Certain factors exist that are “protective” of teenagers and help lower the risk for concerns, such as suicide, depression, substance abuse and delinquency. Factors that protect teenagers from challenges include: 

 -  Connectedness to parents and family

 -  Parental regulation and monitoring of behavior

-   Healthy decision making and autonomy of adolescents

-   Positive peer group relationships

One finding related to positive parental behavior is the idea of “consistent involvement.”  This means teenagers appreciate and benefit from the “connection” that develops when parents engage in shared activities with them on a regular basis. Opportunities for parents and teens to talk and discuss important values and concerns increase with consistent involvement and time together.

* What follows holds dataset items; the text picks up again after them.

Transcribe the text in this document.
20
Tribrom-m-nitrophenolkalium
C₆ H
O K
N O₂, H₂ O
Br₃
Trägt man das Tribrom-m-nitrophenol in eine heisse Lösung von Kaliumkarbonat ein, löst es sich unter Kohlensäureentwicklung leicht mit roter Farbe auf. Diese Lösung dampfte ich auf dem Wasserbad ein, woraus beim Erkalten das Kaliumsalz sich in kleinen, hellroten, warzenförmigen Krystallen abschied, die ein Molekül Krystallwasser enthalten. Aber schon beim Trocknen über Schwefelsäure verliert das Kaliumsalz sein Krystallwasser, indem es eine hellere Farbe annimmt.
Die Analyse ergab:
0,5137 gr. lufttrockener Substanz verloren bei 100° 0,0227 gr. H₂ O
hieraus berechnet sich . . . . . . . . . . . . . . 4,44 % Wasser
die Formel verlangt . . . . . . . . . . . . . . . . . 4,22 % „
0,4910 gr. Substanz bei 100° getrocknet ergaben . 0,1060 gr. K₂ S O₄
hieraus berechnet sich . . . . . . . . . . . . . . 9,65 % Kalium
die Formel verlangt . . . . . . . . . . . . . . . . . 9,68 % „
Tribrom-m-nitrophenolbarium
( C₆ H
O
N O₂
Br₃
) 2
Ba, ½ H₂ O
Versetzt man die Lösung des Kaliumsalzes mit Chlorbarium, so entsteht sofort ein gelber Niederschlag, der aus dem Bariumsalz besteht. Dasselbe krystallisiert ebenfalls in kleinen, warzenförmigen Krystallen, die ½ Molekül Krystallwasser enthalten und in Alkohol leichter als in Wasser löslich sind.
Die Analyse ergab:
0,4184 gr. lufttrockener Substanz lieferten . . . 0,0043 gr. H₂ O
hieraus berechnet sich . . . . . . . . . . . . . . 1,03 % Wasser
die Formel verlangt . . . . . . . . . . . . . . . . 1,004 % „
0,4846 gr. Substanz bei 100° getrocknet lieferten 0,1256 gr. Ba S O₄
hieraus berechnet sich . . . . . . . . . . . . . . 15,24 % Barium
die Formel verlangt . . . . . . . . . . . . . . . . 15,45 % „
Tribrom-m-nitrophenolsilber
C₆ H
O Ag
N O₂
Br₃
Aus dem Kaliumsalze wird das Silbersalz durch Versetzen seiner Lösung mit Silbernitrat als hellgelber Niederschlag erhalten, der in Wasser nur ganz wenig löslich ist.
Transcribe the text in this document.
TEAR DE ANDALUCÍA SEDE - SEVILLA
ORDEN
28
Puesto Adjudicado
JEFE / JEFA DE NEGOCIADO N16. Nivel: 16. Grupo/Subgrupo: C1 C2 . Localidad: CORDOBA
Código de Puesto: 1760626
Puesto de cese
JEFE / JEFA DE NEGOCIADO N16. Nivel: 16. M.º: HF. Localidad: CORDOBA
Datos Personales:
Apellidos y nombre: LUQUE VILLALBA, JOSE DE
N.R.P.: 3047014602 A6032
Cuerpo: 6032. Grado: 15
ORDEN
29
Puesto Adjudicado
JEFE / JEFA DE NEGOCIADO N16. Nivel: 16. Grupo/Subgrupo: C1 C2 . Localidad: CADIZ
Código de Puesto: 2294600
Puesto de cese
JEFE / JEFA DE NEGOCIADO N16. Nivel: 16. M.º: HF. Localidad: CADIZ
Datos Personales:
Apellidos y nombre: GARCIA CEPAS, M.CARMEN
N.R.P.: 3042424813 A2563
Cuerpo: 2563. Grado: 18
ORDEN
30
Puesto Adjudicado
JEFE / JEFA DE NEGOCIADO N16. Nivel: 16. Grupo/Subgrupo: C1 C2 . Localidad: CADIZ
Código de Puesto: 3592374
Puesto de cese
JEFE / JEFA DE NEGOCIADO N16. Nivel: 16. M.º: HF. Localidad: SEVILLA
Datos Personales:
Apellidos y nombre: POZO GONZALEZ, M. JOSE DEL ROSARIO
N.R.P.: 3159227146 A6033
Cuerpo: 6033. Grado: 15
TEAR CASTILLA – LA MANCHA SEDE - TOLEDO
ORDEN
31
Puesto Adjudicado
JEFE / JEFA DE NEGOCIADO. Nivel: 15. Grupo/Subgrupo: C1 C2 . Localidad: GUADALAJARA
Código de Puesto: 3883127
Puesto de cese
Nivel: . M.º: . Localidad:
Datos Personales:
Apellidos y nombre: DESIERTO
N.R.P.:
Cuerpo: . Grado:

What does “connectedness” look like? Connectedness can be described as a positive, warm and stable emotional bond between parent and child.  For example, youth who share five to seven meals a week with family are significantly less likely to use drugs or be sexually active than those who eat with their family fewer than five times a week.

Connection develops trust. Youth understand parents’ expectations and ask themselves, “What would Mom or Dad say?”  Connection develops self-worth. Youth who feel this value themselves; this feeling lessens their need for seeking attention or approval in risky behaviors. Connection develops social confidence.  Teens are more able to engage in positive social interaction.

How do we develop connection with our teens?

-         Express affection frequently and openly to children through hugs and signs of approval. Your teen needs to feel your love now as much as ever.

-         Display encouragement and interest. Talk to your child and support his or her healthy activities.

-         Spend time in shared activities, including recreation, chores and community service to others.